In dem Abschlussbericht der Schweizer heißt es: „Wir möchten diesen Bericht nicht schließen, ohne allen jenen Menschen gedankt zu haben, die diese Aktion ermöglichen halfen. Die deutschen und französischen Behörden haben großes Verständnis gezeigt und die Arbeit nach Möglichkeit erleichtert. Insbesondere auch Herr René Ernst, Delegierter der Schweizer Spender für Deutschland, hat uns seine immer verständnisvolle und wertvolle Unterstützung angedeihen lassen. Es haben insgesamt elf schweizerische Schwestern und elf Freunde an diesem Hilfswerk kürzere oder längere Zeit mitgearbeitet. Sie wurden tatkräftig unterstützt von mehreren freiwilligen Helfern aus Saarbrücken und von treuen Mitarbeitern, welche ständig oder periodisch von den ansässigen Hilfsorganisationen zur Verfügung gestellt wurden. Ihnen gebührt besonderer Dank. Wir sind dankbar, dass wir dieses Werk vollbringen durften.“ (RB)

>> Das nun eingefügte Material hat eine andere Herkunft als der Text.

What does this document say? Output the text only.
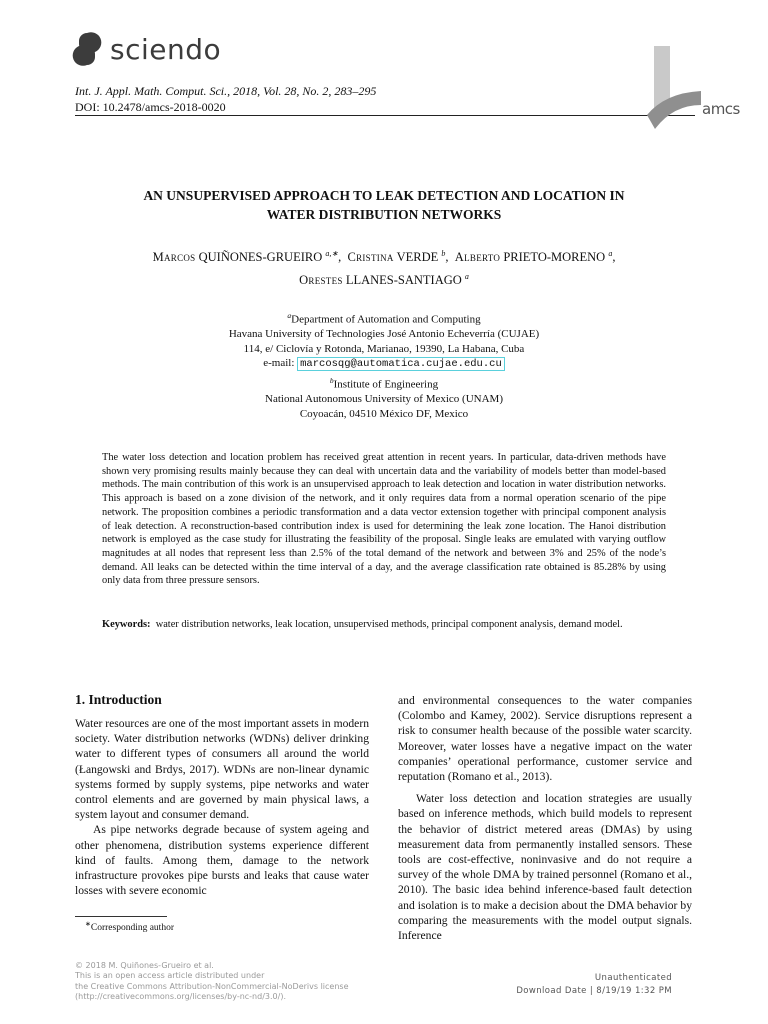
sciendo
Int. J. Appl. Math. Comput. Sci., 2018, Vol. 28, No. 2, 283–295
DOI: 10.2478/amcs-2018-0020	amcs
AN UNSUPERVISED APPROACH TO LEAK DETECTION AND LOCATION IN
WATER DISTRIBUTION NETWORKS
Marcos QUIÑONES-GRUEIRO $^{a,∗}$, Cristina VERDE $^b$, Alberto PRIETO-MORENO $^a$,
Orestes LLANES-SANTIAGO $^a$
$^a$Department of Automation and Computing
Havana University of Technologies José Antonio Echeverría (CUJAE)
114, e/ Ciclovía y Rotonda, Marianao, 19390, La Habana, Cuba
e-mail: marcosqg@automatica.cujae.edu.cu
$^b$Institute of Engineering
National Autonomous University of Mexico (UNAM)
Coyoacán, 04510 México DF, Mexico
The water loss detection and location problem has received great attention in recent years. In particular, data-driven methods have shown very promising results mainly because they can deal with uncertain data and the variability of models better than model-based methods. The main contribution of this work is an unsupervised approach to leak detection and location in water distribution networks. This approach is based on a zone division of the network, and it only requires data from a normal operation scenario of the pipe network. The proposition combines a periodic transformation and a data vector extension together with principal component analysis of leak detection. A reconstruction-based contribution index is used for determining the leak zone location. The Hanoi distribution network is employed as the case study for illustrating the feasibility of the proposal. Single leaks are emulated with varying outflow magnitudes at all nodes that represent less than 2.5% of the total demand of the network and between 3% and 25% of the node’s demand. All leaks can be detected within the time interval of a day, and the average classification rate obtained is 85.28% by using only data from three pressure sensors.
Keywords: water distribution networks, leak location, unsupervised methods, principal component analysis, demand model.
1. Introduction

Water resources are one of the most important assets in modern society. Water distribution networks (WDNs) deliver drinking water to different types of consumers all around the world (Łangowski and Brdys, 2017). WDNs are non-linear dynamic systems formed by supply systems, pipe networks and water control elements and are governed by main physical laws, a system layout and consumer demand.

As pipe networks degrade because of system ageing and other phenomena, distribution systems experience different kind of faults. Among them, damage to the network infrastructure provokes pipe bursts and leaks that cause water losses with severe economic

and environmental consequences to the water companies (Colombo and Kamey, 2002). Service disruptions represent a risk to consumer health because of the possible water scarcity. Moreover, water losses have a negative impact on the water companies’ operational performance, customer service and reputation (Romano et al., 2013).

Water loss detection and location strategies are usually based on inference methods, which build models to represent the behavior of district metered areas (DMAs) by using measurement data from permanently installed sensors. These tools are cost-effective, noninvasive and do not require a survey of the whole DMA by trained personnel (Romano et al., 2010). The basic idea behind inference-based fault detection and isolation is to make a decision about the DMA behavior by comparing the measurements with the model output signals. Inference

∗Corresponding author
© 2018 M. Quiñones-Grueiro et al.
This is an open access article distributed under
the Creative Commons Attribution-NonCommercial-NoDerivs license
(http://creativecommons.org/licenses/by-nc-nd/3.0/).
Unauthenticated
Download Date | 8/19/19 1:32 PM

Ausführliche Literaturhinweise

Haunfelder, Bernd: Schweizer Hilfe für Deutschland 1917-1933 und 1944 -1957, Münster 2010.

O‘Herlihy, Tony und Jutta Ströter-Bender: Das Danke-Buch aus Saarbrücken, 1946. Eine Erinnerung an den Hungerwinter. Zeichnungen, Briefe, Gedichte von Mädchen in der Nachkriegszeit (Hg. Kulturamt Saarbrücken), KONTEXT. Kunst-Vermittlung-Kulturelle Bildung, Band 24, Baden-Baden 2020.

Bauer, Ruth: „Zucker, Schinken, Fett und Speck“. Die Lebensmittelhilfen aus der Schweiz und aus Irland. Kinder als Zeitzeugen dokumentieren Saarbrücker Nachkriegsgeschichte, in: saargeschichten 73/74, 2023, S. 28-38.

Kurz, Juliane: Schrift und Linien. Ein Beitrag zur historischen Kinder- und Jugendforschung. Das Saarbrücker Danke-Buch von 1946, KONTEXT. Kunst-Vermittlung-Kulturelle Bildung, Band 40, Baden-Baden, 2025.